There are several other projects I didn’t fully finish – the blind automation was not fully debugged, as an example. Yes it works, but it had quirks. Those need to be debugged and fixed. Ideally a blind should be put into long term testing too, make sure it’s truly bug free over months of testing. If unemployment continues to stretch out, I can start work on ESPHome assemblies e.g. the automation for the thermal store, or the automation for the sauna or the underfloor heating. There is plenty of work I can do now so I don’t have to do it after the frames are up.

Anything else?

There is a temptation to try more, do more, begin more now I have the freedom to do it. But I must be realistic – I will have to probably return to full time work in the Autumn. Starting anything new – as attractive as that is – doesn’t make sense as a result.
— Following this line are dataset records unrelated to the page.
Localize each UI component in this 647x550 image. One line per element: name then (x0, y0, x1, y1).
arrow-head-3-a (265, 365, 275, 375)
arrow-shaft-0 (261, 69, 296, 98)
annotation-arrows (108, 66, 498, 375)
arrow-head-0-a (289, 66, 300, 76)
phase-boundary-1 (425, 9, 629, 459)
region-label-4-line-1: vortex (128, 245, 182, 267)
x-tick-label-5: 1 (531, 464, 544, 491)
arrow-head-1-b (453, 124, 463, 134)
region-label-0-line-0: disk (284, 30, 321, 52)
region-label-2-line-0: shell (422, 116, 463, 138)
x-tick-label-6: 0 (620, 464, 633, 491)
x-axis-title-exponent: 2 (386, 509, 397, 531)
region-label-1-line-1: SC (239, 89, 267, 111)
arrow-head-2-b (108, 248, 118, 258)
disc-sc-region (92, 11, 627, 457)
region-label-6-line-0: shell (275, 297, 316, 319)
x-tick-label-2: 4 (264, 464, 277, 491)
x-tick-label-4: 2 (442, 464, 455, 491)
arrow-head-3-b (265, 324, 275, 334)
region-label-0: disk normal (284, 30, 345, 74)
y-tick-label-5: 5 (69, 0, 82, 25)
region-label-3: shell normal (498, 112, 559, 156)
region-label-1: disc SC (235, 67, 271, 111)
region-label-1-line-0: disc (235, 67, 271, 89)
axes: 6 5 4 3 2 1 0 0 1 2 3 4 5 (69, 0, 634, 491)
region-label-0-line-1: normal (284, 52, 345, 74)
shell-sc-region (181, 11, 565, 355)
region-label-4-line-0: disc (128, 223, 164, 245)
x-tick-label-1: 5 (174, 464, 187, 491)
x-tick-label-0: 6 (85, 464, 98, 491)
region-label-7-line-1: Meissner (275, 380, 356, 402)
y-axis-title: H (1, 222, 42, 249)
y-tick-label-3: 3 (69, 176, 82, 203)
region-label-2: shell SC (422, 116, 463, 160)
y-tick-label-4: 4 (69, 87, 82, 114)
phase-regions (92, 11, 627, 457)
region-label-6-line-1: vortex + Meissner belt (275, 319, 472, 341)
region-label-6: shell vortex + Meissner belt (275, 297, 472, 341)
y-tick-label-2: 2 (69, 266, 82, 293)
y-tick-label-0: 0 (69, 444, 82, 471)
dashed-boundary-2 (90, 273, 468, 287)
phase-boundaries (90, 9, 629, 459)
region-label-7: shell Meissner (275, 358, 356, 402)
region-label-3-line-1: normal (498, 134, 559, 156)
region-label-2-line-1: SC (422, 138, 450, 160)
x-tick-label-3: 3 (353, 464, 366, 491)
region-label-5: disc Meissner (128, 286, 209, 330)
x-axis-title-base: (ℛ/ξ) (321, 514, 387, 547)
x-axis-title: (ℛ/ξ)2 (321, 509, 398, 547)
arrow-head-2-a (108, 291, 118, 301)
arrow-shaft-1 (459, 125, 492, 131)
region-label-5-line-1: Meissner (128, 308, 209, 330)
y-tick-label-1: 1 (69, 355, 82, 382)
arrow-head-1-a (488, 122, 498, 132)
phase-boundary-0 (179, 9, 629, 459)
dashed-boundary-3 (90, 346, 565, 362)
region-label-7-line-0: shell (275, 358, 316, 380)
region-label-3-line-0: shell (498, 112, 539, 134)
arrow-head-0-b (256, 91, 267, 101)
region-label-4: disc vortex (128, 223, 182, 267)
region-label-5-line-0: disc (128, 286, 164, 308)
Maybe by the Autumn my builder might actually want to build me a house by then more than eighteen months since we shook hands on it? Who knows. If so, everything will hang on the quote he gives me. If I can afford to get that house watertight and still leave a sufficient cushion for us to live off in case my unemployment stretches on, I’ll probably go for it. If his quote would make that cushion too thin, I’ll just have to hit pause for now and hope sufficient new income turns up soon to reenable the mortgage application.

Things could be better. But things could be very considerably worse too. I cannot complain.